WHO and the over 40 million health professionals call on governments to meet the commitments they have already made, deliver on the Paris Agreement, accelerate the phasing out of fossil fuels and to raise their ambition for a healthier, fairer and greener future for humanity.
Strong and resilient health systems are indispensable to protecting the population from the negative impacts of climate change on their health. Building climate-resilient, low-carbon health systems as protection for current and future lives must be seen as one of the priorities in local, national and global climate action and financing.
Health Ministers from around the world endorsed the COP28 Declaration on Climate and Health, supported by 120 countries.
The commitment to a healthier planet requires a commitment to financing mechanisms that support climate-resilient health systems and sustainable initiatives. It is critical to discuss the urgency of action but also ensure that financial commitments match the scale of the challenge.

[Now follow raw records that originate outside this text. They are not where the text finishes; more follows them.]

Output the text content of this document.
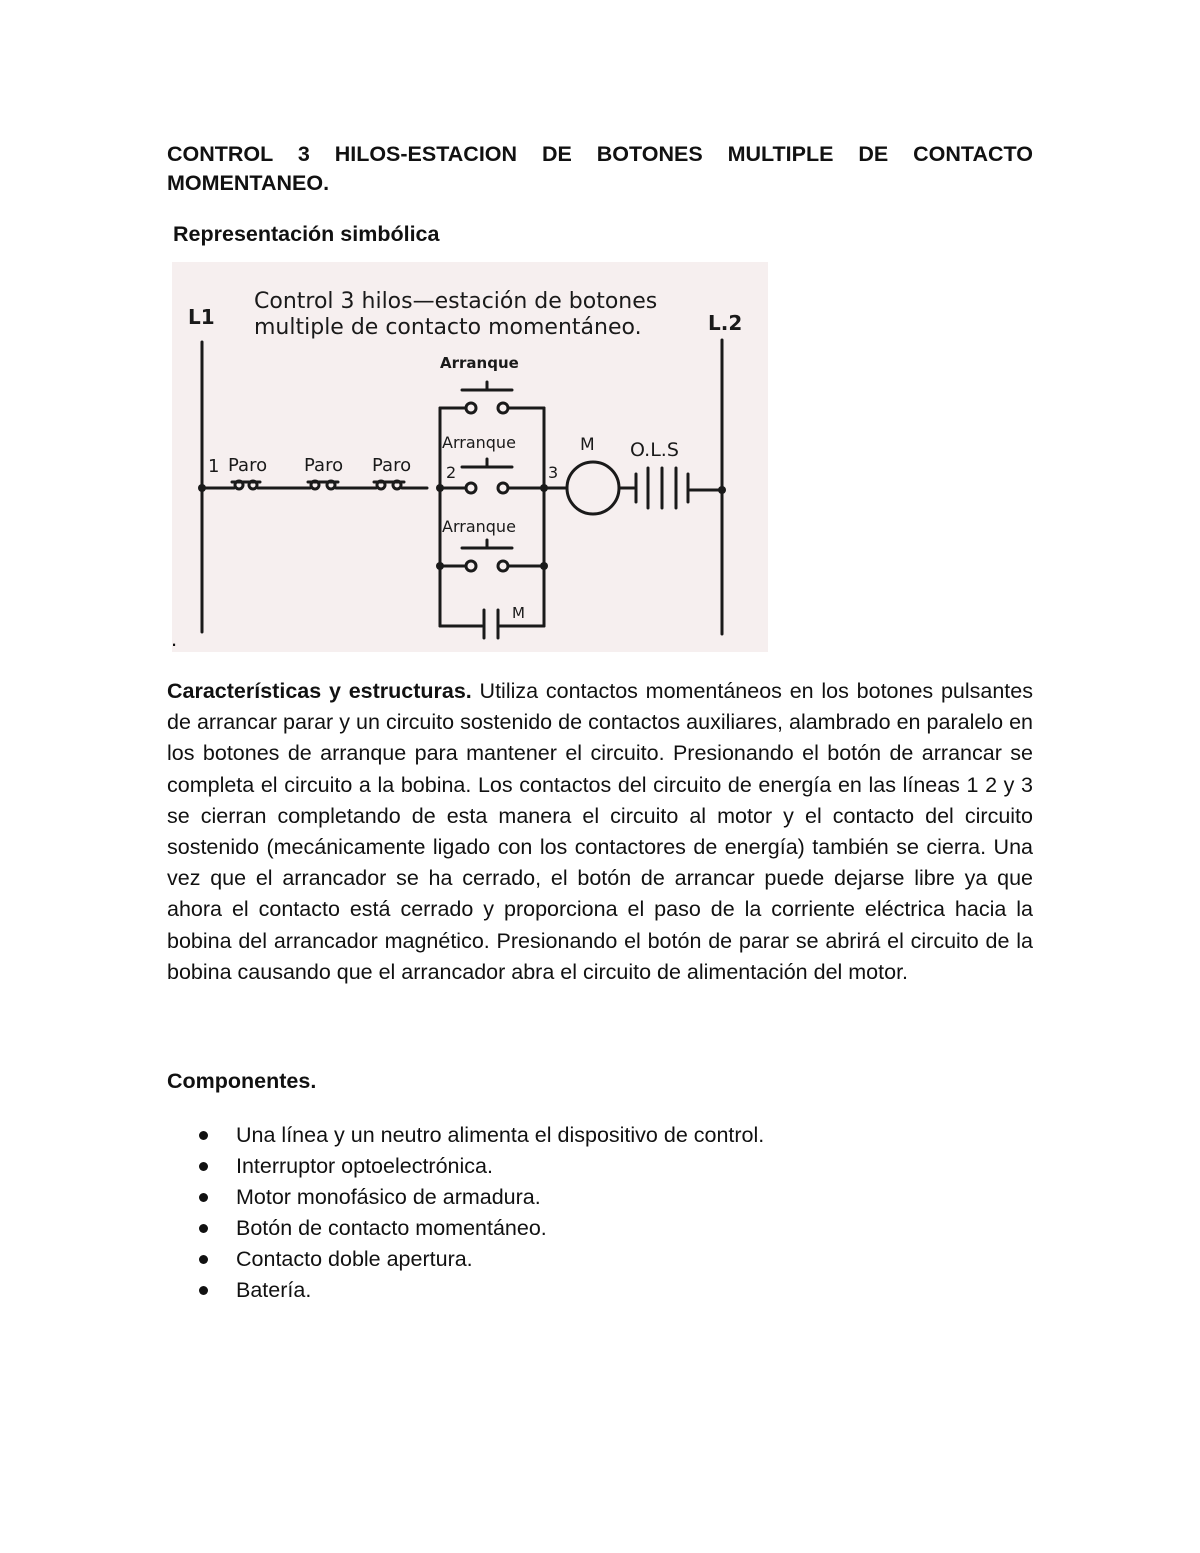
CONTROL 3 HILOS-ESTACION DE BOTONES MULTIPLE DE CONTACTO MOMENTANEO.
Representación simbólica
Control 3 hilos—estación de botones
multiple de contacto momentáneo.
L1	L.2
Arranque
Arranque
Arranque
1	2	3
Paro Paro Paro
M O.L.S
M
.

Características y estructuras. Utiliza contactos momentáneos en los botones pulsantes de arrancar parar y un circuito sostenido de contactos auxiliares, alambrado en paralelo en los botones de arranque para mantener el circuito. Presionando el botón de arrancar se completa el circuito a la bobina. Los contactos del circuito de energía en las líneas 1 2 y 3 se cierran completando de esta manera el circuito al motor y el contacto del circuito sostenido (mecánicamente ligado con los contactores de energía) también se cierra. Una vez que el arrancador se ha cerrado, el botón de arrancar puede dejarse libre ya que ahora el contacto está cerrado y proporciona el paso de la corriente eléctrica hacia la bobina del arrancador magnético. Presionando el botón de parar se abrirá el circuito de la bobina causando que el arrancador abra el circuito de alimentación del motor.

Componentes.
Una línea y un neutro alimenta el dispositivo de control.
Interruptor optoelectrónica.
Motor monofásico de armadura.
Botón de contacto momentáneo.
Contacto doble apertura.
Batería.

Currently receiving a mere 0.5% of global climate financing, the health sector demands a substantial increase in resources. Boosting financial support is not just warranted but essential to effectively tackle ongoing health crises and an evolving global health landscape.

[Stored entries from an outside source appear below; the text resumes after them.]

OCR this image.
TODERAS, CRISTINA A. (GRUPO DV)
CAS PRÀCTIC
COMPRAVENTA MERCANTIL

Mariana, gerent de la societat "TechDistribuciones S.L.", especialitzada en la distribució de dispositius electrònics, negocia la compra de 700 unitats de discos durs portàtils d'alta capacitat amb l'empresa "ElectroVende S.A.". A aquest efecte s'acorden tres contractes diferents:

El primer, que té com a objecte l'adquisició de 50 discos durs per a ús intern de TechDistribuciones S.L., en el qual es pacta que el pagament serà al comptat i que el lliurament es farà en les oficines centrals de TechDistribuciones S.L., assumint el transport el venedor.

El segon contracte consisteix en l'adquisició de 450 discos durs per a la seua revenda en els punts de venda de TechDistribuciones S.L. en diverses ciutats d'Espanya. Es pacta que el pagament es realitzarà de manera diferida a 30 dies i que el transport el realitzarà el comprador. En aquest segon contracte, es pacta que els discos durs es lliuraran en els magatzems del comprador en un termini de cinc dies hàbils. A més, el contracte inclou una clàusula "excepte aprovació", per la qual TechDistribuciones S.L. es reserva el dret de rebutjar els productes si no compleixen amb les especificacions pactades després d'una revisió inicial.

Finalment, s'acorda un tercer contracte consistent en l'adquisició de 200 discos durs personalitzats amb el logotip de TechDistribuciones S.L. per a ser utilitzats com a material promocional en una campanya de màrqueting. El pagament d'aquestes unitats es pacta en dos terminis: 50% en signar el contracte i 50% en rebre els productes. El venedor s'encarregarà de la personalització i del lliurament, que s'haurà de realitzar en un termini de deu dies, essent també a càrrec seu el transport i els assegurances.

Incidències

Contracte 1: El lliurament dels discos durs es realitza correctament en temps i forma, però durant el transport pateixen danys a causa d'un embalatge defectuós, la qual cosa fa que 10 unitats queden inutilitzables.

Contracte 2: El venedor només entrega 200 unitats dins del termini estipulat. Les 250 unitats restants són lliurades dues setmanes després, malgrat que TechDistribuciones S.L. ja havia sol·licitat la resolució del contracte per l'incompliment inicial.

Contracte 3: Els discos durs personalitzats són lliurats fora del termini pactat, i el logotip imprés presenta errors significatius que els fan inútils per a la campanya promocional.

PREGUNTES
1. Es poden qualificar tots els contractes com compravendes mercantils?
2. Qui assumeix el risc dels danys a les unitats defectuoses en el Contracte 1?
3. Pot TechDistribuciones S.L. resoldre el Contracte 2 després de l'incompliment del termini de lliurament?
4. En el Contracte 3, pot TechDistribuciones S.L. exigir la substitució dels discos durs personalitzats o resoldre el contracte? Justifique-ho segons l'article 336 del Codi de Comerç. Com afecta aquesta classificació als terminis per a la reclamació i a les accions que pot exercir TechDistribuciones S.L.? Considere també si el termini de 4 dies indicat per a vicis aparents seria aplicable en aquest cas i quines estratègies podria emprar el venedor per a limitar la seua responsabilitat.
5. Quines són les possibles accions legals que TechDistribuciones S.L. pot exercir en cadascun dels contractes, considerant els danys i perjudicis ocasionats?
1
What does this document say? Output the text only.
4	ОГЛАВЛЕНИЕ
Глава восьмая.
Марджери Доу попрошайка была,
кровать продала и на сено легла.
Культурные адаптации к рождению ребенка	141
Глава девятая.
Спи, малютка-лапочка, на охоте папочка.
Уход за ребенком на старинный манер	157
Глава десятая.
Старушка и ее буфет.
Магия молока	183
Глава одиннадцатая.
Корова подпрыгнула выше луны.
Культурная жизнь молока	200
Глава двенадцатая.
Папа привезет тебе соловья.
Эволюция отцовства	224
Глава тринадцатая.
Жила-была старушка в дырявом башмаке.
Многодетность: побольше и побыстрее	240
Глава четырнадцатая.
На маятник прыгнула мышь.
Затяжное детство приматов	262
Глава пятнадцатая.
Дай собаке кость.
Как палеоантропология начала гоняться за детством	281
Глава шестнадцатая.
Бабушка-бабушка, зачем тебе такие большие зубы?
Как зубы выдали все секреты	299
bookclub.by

With the health sector facing unprecedented challenges, urgent action is needed to bridge the stark financial gap. By multiplying funding, we strengthen the sector’s capacity to innovate, adapt and deliver optimal care, ensuring a resilient healthcare infrastructure for today’s challenges and the uncertainties of tomorrow.
WHO welcomes the efforts of the COP28 Presidency to highlight the health emergency and provide a high-level platform for climate and health at COP28, it reads.
The WHO-led Alliance for Transformative Action on Climate and Health (ATACH) is a global platform that brings together the more than 75 countries that have committed to initiatives on climate resilient and low carbon sustainable health systems (promoted by the United Kingdom as President of COP26), along with partners, bilateral donors and researchers. WHO will ensure that ATACH embraces the priorities included in the declaration and supports its effective implementation.
WHO affirms its commitment to global health and climate action, pledging its support to ministries of health worldwide.